George Washington Papers

To George Washington from Colonel Stephen Moylan, 12 July 1777

From Colonel Stephen Moylan

Blands [N.J.] 12th July 1777

Dear Sir

I Lodge in the house of a man who I verily believe, has as good a heart as any man can have, I have had many oppertunitys of enquireing into his character. he Lays out at Least one hundred pounds Sterling per annum, amongst the poor of his neighborhood; he is a Phisyscian who receives no fees, he is the freind of the distress’d—this gentleman is by proffession a Quaker of Course a peaceable man, he has relieved many of our Soldiers in their need, he has entertaind our officers, who all have a good opinion of him, it is true he has entertaind General Howe & his Officers, and I believe from the Same principle, he has Sufferd by both armys, but not by the gentlemen of either army, he Knows, how far your name will influence even the Common Soldier engaged in our Cause, and wishes for a protection under your hand, I have promisd him that I woud apply for it and did not doubt, that if your Excy Saw no impropriety in it, you woud give my freind Elias Bland, a protection for himself, familly & effects as far as you with Consistency Coud do it.1 if you Can Comply Sir, you will add to the many obligations Conferd on Dr Sir Your affte H. St

Stephen Moylan

if your Excelly can Comply with the request, if you will be pleasd to send it by first Conveyance & it will more oblige.

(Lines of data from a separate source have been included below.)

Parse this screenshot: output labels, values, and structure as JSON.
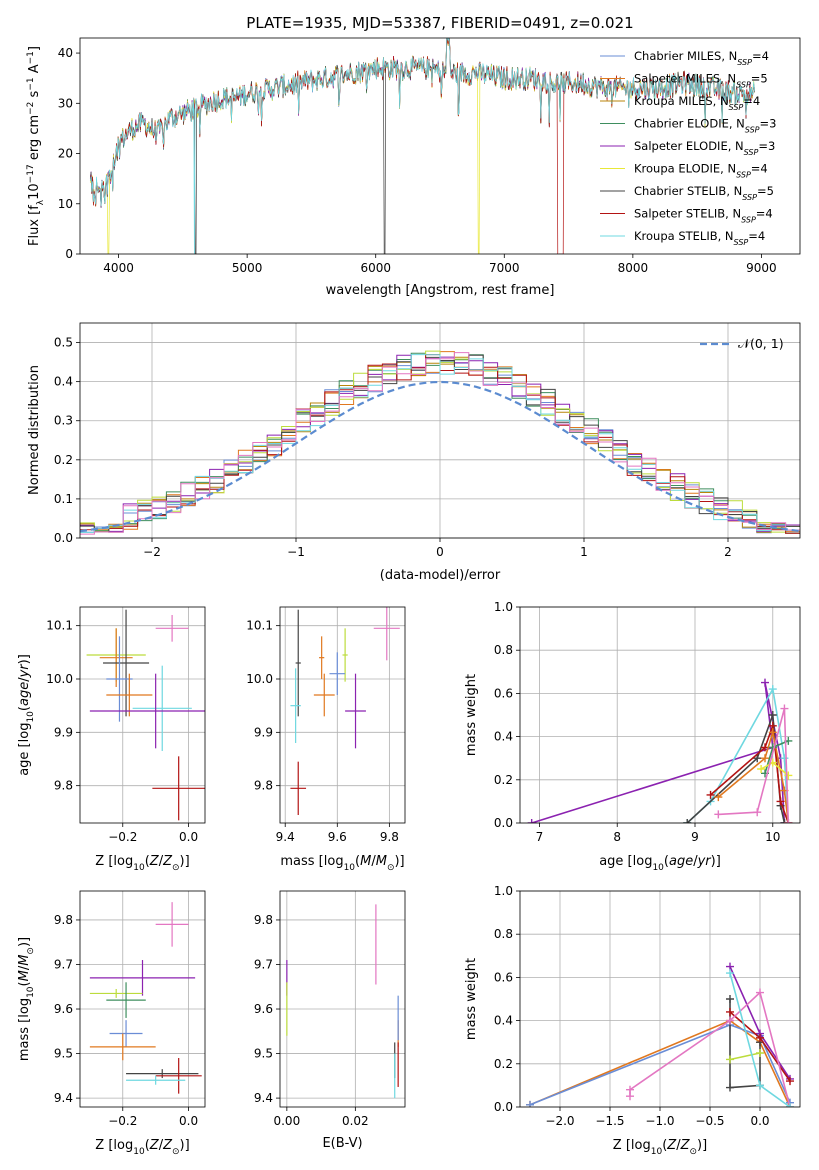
{
  "figure": {
    "title": "PLATE=1935, MJD=53387, FIBERID=0491, z=0.021"
  },
  "series_colors": {
    "Chabrier MILES": "#6a8dd6",
    "Salpeter MILES": "#e0781f",
    "Kroupa MILES": "#b8860b",
    "Chabrier ELODIE": "#3e8e5e",
    "Salpeter ELODIE": "#8b22b0",
    "Kroupa ELODIE": "#e8e838",
    "Chabrier STELIB": "#444444",
    "Salpeter STELIB": "#b31313",
    "Kroupa STELIB": "#6fd8e0",
    "pink": "#e377c2",
    "lime": "#bcdc3c"
  },
  "chart_data": [
    {
      "id": "spectrum",
      "type": "line",
      "title": "PLATE=1935, MJD=53387, FIBERID=0491, z=0.021",
      "xlabel": "wavelength [Angstrom, rest frame]",
      "ylabel": "Flux [f_λ 10^-17 erg cm^-2 s^-1 A^-1]",
      "xlim": [
        3700,
        9300
      ],
      "ylim": [
        0,
        43
      ],
      "xticks": [
        4000,
        5000,
        6000,
        7000,
        8000,
        9000
      ],
      "yticks": [
        0,
        10,
        20,
        30,
        40
      ],
      "grid": false,
      "legend_position": "top-right",
      "legend": [
        "Chabrier MILES, N_SSP=4",
        "Salpeter MILES, N_SSP=5",
        "Kroupa MILES, N_SSP=4",
        "Chabrier ELODIE, N_SSP=3",
        "Salpeter ELODIE, N_SSP=3",
        "Kroupa ELODIE, N_SSP=4",
        "Chabrier STELIB, N_SSP=5",
        "Salpeter STELIB, N_SSP=4",
        "Kroupa STELIB, N_SSP=4"
      ],
      "envelope": {
        "x": [
          3780,
          3850,
          3900,
          3950,
          4000,
          4100,
          4200,
          4300,
          4400,
          4500,
          4600,
          4700,
          4800,
          4900,
          5000,
          5200,
          5400,
          5600,
          5800,
          6000,
          6200,
          6400,
          6600,
          6800,
          7000,
          7200,
          7400,
          7600,
          7800,
          8000,
          8200,
          8400,
          8600,
          8800,
          8950
        ],
        "y": [
          14,
          13,
          15,
          17,
          22,
          25,
          26,
          24,
          27,
          28,
          29,
          30,
          31,
          31,
          32,
          33,
          34,
          35,
          36,
          37,
          37,
          37,
          36,
          36,
          35,
          35,
          34,
          34,
          33,
          33,
          33,
          34,
          33,
          32,
          32
        ]
      }
    },
    {
      "id": "residuals",
      "type": "area",
      "xlabel": "(data-model)/error",
      "ylabel": "Normed distribution",
      "xlim": [
        -2.5,
        2.5
      ],
      "ylim": [
        0,
        0.55
      ],
      "xticks": [
        -2,
        -1,
        0,
        1,
        2
      ],
      "yticks": [
        0.0,
        0.1,
        0.2,
        0.3,
        0.4,
        0.5
      ],
      "grid": true,
      "legend_position": "top-right",
      "legend": [
        "𝒩(0, 1)"
      ]
    },
    {
      "id": "age-vs-z",
      "type": "scatter",
      "xlabel": "Z [log10(Z/Z☉)]",
      "ylabel": "age [log10(age/yr)]",
      "xlim": [
        -0.33,
        0.05
      ],
      "ylim": [
        9.73,
        10.135
      ],
      "xticks": [
        -0.2,
        0.0
      ],
      "yticks": [
        9.8,
        9.9,
        10.0,
        10.1
      ],
      "grid": true,
      "points": [
        {
          "series": "pink",
          "x": -0.05,
          "y": 10.095,
          "xerr": 0.05,
          "yerr": 0.025
        },
        {
          "series": "lime",
          "x": -0.22,
          "y": 10.045,
          "xerr": 0.09,
          "yerr": 0.05
        },
        {
          "series": "Salpeter MILES",
          "x": -0.22,
          "y": 10.04,
          "xerr": 0.05,
          "yerr": 0.055
        },
        {
          "series": "Chabrier STELIB",
          "x": -0.19,
          "y": 10.03,
          "xerr": 0.07,
          "yerr": 0.1
        },
        {
          "series": "Chabrier MILES",
          "x": -0.21,
          "y": 10.0,
          "xerr": 0.04,
          "yerr": 0.08
        },
        {
          "series": "Salpeter MILES",
          "x": -0.18,
          "y": 9.97,
          "xerr": 0.07,
          "yerr": 0.04
        },
        {
          "series": "Kroupa STELIB",
          "x": -0.08,
          "y": 9.945,
          "xerr": 0.09,
          "yerr": 0.08
        },
        {
          "series": "Salpeter ELODIE",
          "x": -0.1,
          "y": 9.94,
          "xerr": 0.2,
          "yerr": 0.07
        },
        {
          "series": "Salpeter STELIB",
          "x": -0.03,
          "y": 9.795,
          "xerr": 0.08,
          "yerr": 0.06
        }
      ]
    },
    {
      "id": "age-vs-mass",
      "type": "scatter",
      "xlabel": "mass [log10(M/M☉)]",
      "ylabel": "",
      "xlim": [
        9.38,
        9.86
      ],
      "ylim": [
        9.73,
        10.135
      ],
      "xticks": [
        9.4,
        9.6,
        9.8
      ],
      "yticks": [
        9.8,
        9.9,
        10.0,
        10.1
      ],
      "grid": true,
      "points": [
        {
          "series": "pink",
          "x": 9.79,
          "y": 10.095,
          "xerr": 0.05,
          "yerr": 0.06
        },
        {
          "series": "lime",
          "x": 9.63,
          "y": 10.045,
          "xerr": 0.01,
          "yerr": 0.05
        },
        {
          "series": "Salpeter MILES",
          "x": 9.54,
          "y": 10.04,
          "xerr": 0.01,
          "yerr": 0.04
        },
        {
          "series": "Chabrier STELIB",
          "x": 9.45,
          "y": 10.03,
          "xerr": 0.01,
          "yerr": 0.1
        },
        {
          "series": "Chabrier MILES",
          "x": 9.6,
          "y": 10.01,
          "xerr": 0.03,
          "yerr": 0.04
        },
        {
          "series": "Salpeter MILES",
          "x": 9.55,
          "y": 9.97,
          "xerr": 0.04,
          "yerr": 0.04
        },
        {
          "series": "Kroupa STELIB",
          "x": 9.44,
          "y": 9.95,
          "xerr": 0.02,
          "yerr": 0.07
        },
        {
          "series": "Salpeter ELODIE",
          "x": 9.67,
          "y": 9.94,
          "xerr": 0.04,
          "yerr": 0.07
        },
        {
          "series": "Salpeter STELIB",
          "x": 9.45,
          "y": 9.795,
          "xerr": 0.03,
          "yerr": 0.05
        }
      ]
    },
    {
      "id": "weight-vs-age",
      "type": "line",
      "xlabel": "age [log10(age/yr)]",
      "ylabel": "mass weight",
      "xlim": [
        6.75,
        10.35
      ],
      "ylim": [
        0,
        1.0
      ],
      "xticks": [
        7,
        8,
        9,
        10
      ],
      "yticks": [
        0.0,
        0.2,
        0.4,
        0.6,
        0.8,
        1.0
      ],
      "grid": true,
      "series": [
        {
          "name": "Salpeter ELODIE",
          "x": [
            6.9,
            10.0,
            9.9,
            10.1,
            10.15
          ],
          "y": [
            0.0,
            0.35,
            0.65,
            0.3,
            0.0
          ]
        },
        {
          "name": "Kroupa STELIB",
          "x": [
            8.9,
            9.2,
            10.0,
            10.15,
            10.2
          ],
          "y": [
            0.0,
            0.1,
            0.62,
            0.3,
            0.0
          ]
        },
        {
          "name": "Chabrier STELIB",
          "x": [
            8.9,
            9.8,
            10.0,
            10.1,
            10.15
          ],
          "y": [
            0.0,
            0.3,
            0.5,
            0.08,
            0.0
          ]
        },
        {
          "name": "Salpeter STELIB",
          "x": [
            9.2,
            9.9,
            10.0,
            10.1,
            10.2
          ],
          "y": [
            0.13,
            0.35,
            0.45,
            0.1,
            0.0
          ]
        },
        {
          "name": "Salpeter MILES",
          "x": [
            9.3,
            9.9,
            10.0,
            10.15,
            10.2
          ],
          "y": [
            0.12,
            0.3,
            0.42,
            0.15,
            0.0
          ]
        },
        {
          "name": "Chabrier ELODIE",
          "x": [
            9.9,
            10.0,
            10.2
          ],
          "y": [
            0.23,
            0.35,
            0.38
          ]
        },
        {
          "name": "Kroupa ELODIE",
          "x": [
            9.85,
            10.0,
            10.2
          ],
          "y": [
            0.25,
            0.28,
            0.22
          ]
        },
        {
          "name": "pink",
          "x": [
            9.3,
            9.8,
            10.15,
            10.2
          ],
          "y": [
            0.04,
            0.05,
            0.53,
            0.0
          ]
        }
      ]
    },
    {
      "id": "mass-vs-z",
      "type": "scatter",
      "xlabel": "Z [log10(Z/Z☉)]",
      "ylabel": "mass [log10(M/M☉)]",
      "xlim": [
        -0.33,
        0.05
      ],
      "ylim": [
        9.38,
        9.865
      ],
      "xticks": [
        -0.2,
        0.0
      ],
      "yticks": [
        9.4,
        9.5,
        9.6,
        9.7,
        9.8
      ],
      "grid": true,
      "points": [
        {
          "series": "pink",
          "x": -0.05,
          "y": 9.79,
          "xerr": 0.05,
          "yerr": 0.05
        },
        {
          "series": "Salpeter ELODIE",
          "x": -0.14,
          "y": 9.67,
          "xerr": 0.16,
          "yerr": 0.04
        },
        {
          "series": "lime",
          "x": -0.22,
          "y": 9.635,
          "xerr": 0.08,
          "yerr": 0.01
        },
        {
          "series": "Chabrier ELODIE",
          "x": -0.19,
          "y": 9.62,
          "xerr": 0.06,
          "yerr": 0.04
        },
        {
          "series": "Chabrier MILES",
          "x": -0.19,
          "y": 9.545,
          "xerr": 0.05,
          "yerr": 0.03
        },
        {
          "series": "Salpeter MILES",
          "x": -0.2,
          "y": 9.515,
          "xerr": 0.1,
          "yerr": 0.03
        },
        {
          "series": "Chabrier STELIB",
          "x": -0.08,
          "y": 9.455,
          "xerr": 0.11,
          "yerr": 0.01
        },
        {
          "series": "Salpeter STELIB",
          "x": -0.03,
          "y": 9.45,
          "xerr": 0.07,
          "yerr": 0.04
        },
        {
          "series": "Kroupa STELIB",
          "x": -0.1,
          "y": 9.44,
          "xerr": 0.09,
          "yerr": 0.01
        }
      ]
    },
    {
      "id": "mass-vs-ebv",
      "type": "scatter",
      "xlabel": "E(B-V)",
      "ylabel": "",
      "xlim": [
        -0.002,
        0.0345
      ],
      "ylim": [
        9.38,
        9.865
      ],
      "xticks": [
        0.0,
        0.02
      ],
      "yticks": [
        9.4,
        9.5,
        9.6,
        9.7,
        9.8
      ],
      "grid": true,
      "points": [
        {
          "series": "pink",
          "x": 0.026,
          "y": 9.745,
          "xerr": 0,
          "yerr": 0.09
        },
        {
          "series": "Salpeter ELODIE",
          "x": 0.0,
          "y": 9.67,
          "xerr": 0,
          "yerr": 0.04
        },
        {
          "series": "lime",
          "x": 0.0,
          "y": 9.6,
          "xerr": 0,
          "yerr": 0.06
        },
        {
          "series": "Salpeter MILES",
          "x": 0.0325,
          "y": 9.545,
          "xerr": 0,
          "yerr": 0.03
        },
        {
          "series": "Chabrier STELIB",
          "x": 0.0315,
          "y": 9.485,
          "xerr": 0,
          "yerr": 0.04
        },
        {
          "series": "Salpeter STELIB",
          "x": 0.0325,
          "y": 9.475,
          "xerr": 0,
          "yerr": 0.05
        },
        {
          "series": "Kroupa STELIB",
          "x": 0.0315,
          "y": 9.45,
          "xerr": 0,
          "yerr": 0.05
        },
        {
          "series": "Chabrier MILES",
          "x": 0.0325,
          "y": 9.58,
          "xerr": 0,
          "yerr": 0.05
        }
      ]
    },
    {
      "id": "weight-vs-z",
      "type": "line",
      "xlabel": "Z [log10(Z/Z☉)]",
      "ylabel": "mass weight",
      "xlim": [
        -2.4,
        0.4
      ],
      "ylim": [
        0,
        1.0
      ],
      "xticks": [
        -2.0,
        -1.5,
        -1.0,
        -0.5,
        0.0
      ],
      "yticks": [
        0.0,
        0.2,
        0.4,
        0.6,
        0.8,
        1.0
      ],
      "grid": true,
      "series": [
        {
          "name": "Salpeter MILES",
          "x": [
            -2.3,
            -0.3,
            0.0,
            0.3
          ],
          "y": [
            0.01,
            0.4,
            0.3,
            0.0
          ]
        },
        {
          "name": "Chabrier MILES",
          "x": [
            -2.3,
            -0.3,
            0.0,
            0.3
          ],
          "y": [
            0.01,
            0.38,
            0.33,
            0.02
          ]
        },
        {
          "name": "Salpeter ELODIE",
          "x": [
            -0.3,
            0.0,
            0.3
          ],
          "y": [
            0.65,
            0.34,
            0.13
          ]
        },
        {
          "name": "Chabrier STELIB",
          "x": [
            -0.3,
            -0.3,
            0.0,
            0.0
          ],
          "y": [
            0.5,
            0.09,
            0.1,
            0.3
          ]
        },
        {
          "name": "Salpeter STELIB",
          "x": [
            -0.3,
            0.0,
            0.3
          ],
          "y": [
            0.44,
            0.32,
            0.12
          ]
        },
        {
          "name": "pink",
          "x": [
            -1.3,
            -1.3,
            -0.3,
            0.0,
            0.3
          ],
          "y": [
            0.05,
            0.08,
            0.4,
            0.53,
            0.0
          ]
        },
        {
          "name": "lime",
          "x": [
            -0.3,
            0.0
          ],
          "y": [
            0.22,
            0.25
          ]
        },
        {
          "name": "Kroupa STELIB",
          "x": [
            -0.3,
            0.0,
            0.3
          ],
          "y": [
            0.62,
            0.1,
            0.0
          ]
        }
      ]
    }
  ]
}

P.S. the confused manner in which I made use of Captain Dorseys name in my Last to you,2 Struck me immediatly after I had sent it of I shoud have informd your Excellency that he had been threatning to resign very early after he was appointed, upon finding that an officer younger in Commission was appointed over his head but these threats never came to my ears, until I came to Jersey, where he had repeated them So often, that I Coud not avoid being acquainted with them, I immediatly told him that I did not wish, for a disatisfied officer in the Regiment, if he chose to resign, he Shoud have my influence with the General for his acceptance of the resignation, this gent: heard of the vacancy, of a qr Master Genl for the Horse, and a Vacancy at Same time for a quarter Master Genl for a Division, he applied for either & by what I understand has a promise for the horse with the Rank of Lieut. Col. I know no person more fit, or Capable for that employment, than Captain Craig, I shoud be sorry to part with him, but he is Certainly entitled to a prefference of Dorsey, in most respects, I believe he is the oldest Captain in the Service. he came I believe as Such to Cambridge with Thompson, and is a Captain still, he is brave, modest, the later part of his character is I verily believe, the reason that he is Still a Captain, I shoud be very glad to have both continue in the Regiment as they both have merit; but if a promotion is to be made I shoud be wanting in my duty not to mention whom I thought the best entitled to it. I have the pleasure to be Dr Sr Yrs most cordially

Steph. Moylan


1Elias Bland (d. 1780), the son of London banker John Bland, had been a merchant on Tower Hill in London before moving to Woodbridge, N.J., in the 1760s. Three Continental soldiers were convicted of robbing Bland’s house at Woodbridge on 5 May 1777 (see General Orders, 14 May 1777).

2This letter has not been found. Charles Craig and Thomas Dorsey had been appointed captains in Moylan’s 4th Continental Light Dragoon Regiment in January 1777. Dorsey had been commissioned a captain in the 1st Pennsylvania Battalion in October 1775, about two weeks before Craig received a promotion from lieutenant to captain in Col. William Thompson’s Pennsylvania rifle regiment. Dorsey apparently resigned his commission shortly after this letter was written.